Меня приводило в недоумение, даже тревожило, что, когда дело доходило до Брехта, Беньямин вдруг становился двуликим Янусом: ему он говорил одно, а мне – другое. В 1938 году в письме ему Брехт жаловался на его приверженность «мистицизму» и «иудаизму»: «Тебе нужно забыть все эти темные обрывки знаний, это почти восточное стремление найти единое. Единого не существует. Есть только люди и их проблемы, и смысл писательского труда – так сильно раздражать людей, чтобы они решали – или захотели решать – свои проблемы». Какой вздор!
Меня же прежде всего привлекали как раз мистический и иудаистский аспекты мышления Беньямина. Что он находил ценного в Брехте – это уже другой вопрос. Я без всякого интереса прочел несколько ранних сценариев этого драматурга, но в 1932 году по настоянию Беньямина посмотрел постановку «Трехгрошовой оперы». Она два года шла с аншлагом, и я решил, что в ней должно что-то быть. Люди не будут просто так выбрасывать деньги на ветер. В результате я был потрясен до глубины души, увидев, как публика, состоявшая из представителей средних слоев общества, аплодирует пьесе, автор которой мстительно плюет на нее. Эти зрители, ненавидевшие самих себя (и по большей части евреи), были, ей-богу, еще отвратительнее, чем сам спектакль. Уже через три месяца Гитлер полностью подчинит себе Германию. Когда оглядываешься назад, такое отношение публики кажется тем более непостижимым и ужасающим. (У меня есть некоторый соблазн сказать, что таким отношением в какой-то мере объясняется то, что случилось впоследствии.)
Кроме Брехта, Беньямин и знаться не хотел со «знаменитыми» и «значительными» писателями того времени – такими, как Лион Фейхтвангер или Эмиль Людвиг
[116]. Исключением был Генрих Манн: его остроумные, искусно написанные, полные насмешки романы нравились Беньямину, и он настоятельно рекомендовал их мне (меня оставлял равнодушным их беспечный цинизм, но я понимал, чтó может восхищать читателя в мастерстве, с которым они написаны). Брат Генриха Манна, Томас, никак не трогал Беньямина до тех пор, пока не появилась «Волшебная гора». От него вдруг пришло послание, полное похвал: «Несомненная особенность этого романа состоит в чем-то волнующем и всегда волновавшем меня; я нахожу в нем то, что могу оценить, подтвердить и что во многих отношениях заслуживает превосходной степени восхищения. Какими бы неуклюжими ни были такого рода выводы, мне кажется, что в авторе, когда он писал, должна была произойти внутренняя перемена. На самом деле я уверен, что так оно и было».

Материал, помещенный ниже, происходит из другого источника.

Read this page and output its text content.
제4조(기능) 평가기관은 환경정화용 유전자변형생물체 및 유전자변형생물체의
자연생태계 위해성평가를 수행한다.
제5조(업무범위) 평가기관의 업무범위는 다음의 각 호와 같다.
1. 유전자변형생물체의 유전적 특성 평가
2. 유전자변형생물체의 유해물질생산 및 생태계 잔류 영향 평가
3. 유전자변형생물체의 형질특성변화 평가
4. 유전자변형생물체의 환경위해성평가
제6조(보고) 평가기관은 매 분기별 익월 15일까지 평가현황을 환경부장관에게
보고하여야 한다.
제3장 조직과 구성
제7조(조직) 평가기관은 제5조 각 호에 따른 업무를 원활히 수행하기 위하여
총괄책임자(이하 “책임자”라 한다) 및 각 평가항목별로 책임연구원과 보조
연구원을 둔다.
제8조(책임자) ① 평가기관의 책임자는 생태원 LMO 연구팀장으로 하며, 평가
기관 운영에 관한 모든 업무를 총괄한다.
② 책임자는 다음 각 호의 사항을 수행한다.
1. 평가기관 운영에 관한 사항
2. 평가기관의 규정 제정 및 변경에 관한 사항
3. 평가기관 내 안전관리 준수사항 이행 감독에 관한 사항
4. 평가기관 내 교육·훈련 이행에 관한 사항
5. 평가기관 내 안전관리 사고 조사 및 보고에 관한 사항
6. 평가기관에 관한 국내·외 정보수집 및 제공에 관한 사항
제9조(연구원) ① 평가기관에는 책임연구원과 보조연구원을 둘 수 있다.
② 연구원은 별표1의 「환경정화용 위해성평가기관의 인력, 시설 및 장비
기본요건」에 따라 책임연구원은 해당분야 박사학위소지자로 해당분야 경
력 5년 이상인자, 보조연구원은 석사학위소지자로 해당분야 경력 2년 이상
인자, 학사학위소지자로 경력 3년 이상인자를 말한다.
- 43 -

Мне грустно думать о том, что я потерял. Но это и было уже потеряно. Мы перестали – возможно, раньше, чем мне хочется признать, – жить одной интеллектуальной жизнью так, как она продолжалась с тех первых, давних берлинских дней. Эта беда началась в конце лета 1928 года, когда Беньямин снова был ослеплен, сведен с ума Асей Лацис, презиравшей меня и делавшей все, чтобы разлучить нас. Она мучила его, изводила, в конечном счете заставила его перестать заниматься тем, что интересовало его больше всего, и начать впустую тратить время на диалектику самого низкого пошиба. Гегель и сам по себе плох, но псевдогегельянство! Беньямин, которого я знал в 1918 году, вряд ли ужился бы с Беньямином года 1928-го.